Depuis 2020, le Parc naturel régional Scarpe-Escaut mène, avec les scientifiques d’Ecotelm et du Bureau de recherches géologiques et minières (BRGM), des études éco-hydrologiques et hydrochimiques sur les tourbières de Vred et Marchiennes.
Les relations complexes entre eaux superficielles et souterraines
Ces études montrent que les tourbières de Vred et de Marchiennes sont principalement alimentées par la nappe de surface, appelée « nappe des sables thanétiens », dont les eaux sont riches en calcaire. Le niveau de cette nappe dépend fortement de la manière dont sont gérés les cours d’eau environnants. Les études mettent également en évidence l’impact du réchauffement climatique sur les nappes de surface. Cela se traduit par une baisse accrue des niveaux d’eau en été, ce qui favorise la minéralisation de la tourbe, l’installation des arbres et le recul des milieux ouverts typiques des tourbières.
L’impact des pollutions
Les analyses ont aussi mis en évidence des pollutions (nutriments, sulfates, métaux lourds) liées notamment aux rejets d’eaux usées et aux activités humaines passées et actuelles.
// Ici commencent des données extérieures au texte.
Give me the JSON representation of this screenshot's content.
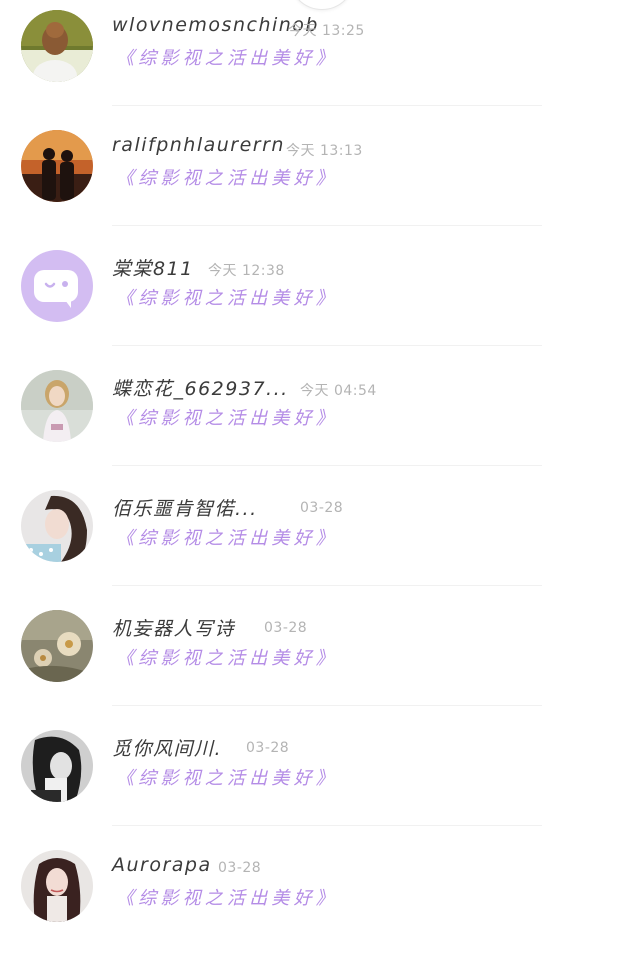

Si rien n’est fait, ces dérèglements risquent de libérer les stocks de phosphore et de carbone contenus dans la tourbe, dégradant encore davantage les habitats et contribuant à accentuer le réchauffement climatique. Les scientifiques recommandent donc d’améliorer la qualité de l’eau de surface, de mieux gérer les niveaux d’eau pour limiter la baisse des nappes (seuils, fossés, ouvrages hydrauliques) et de poursuivre la restauration des milieux naturels.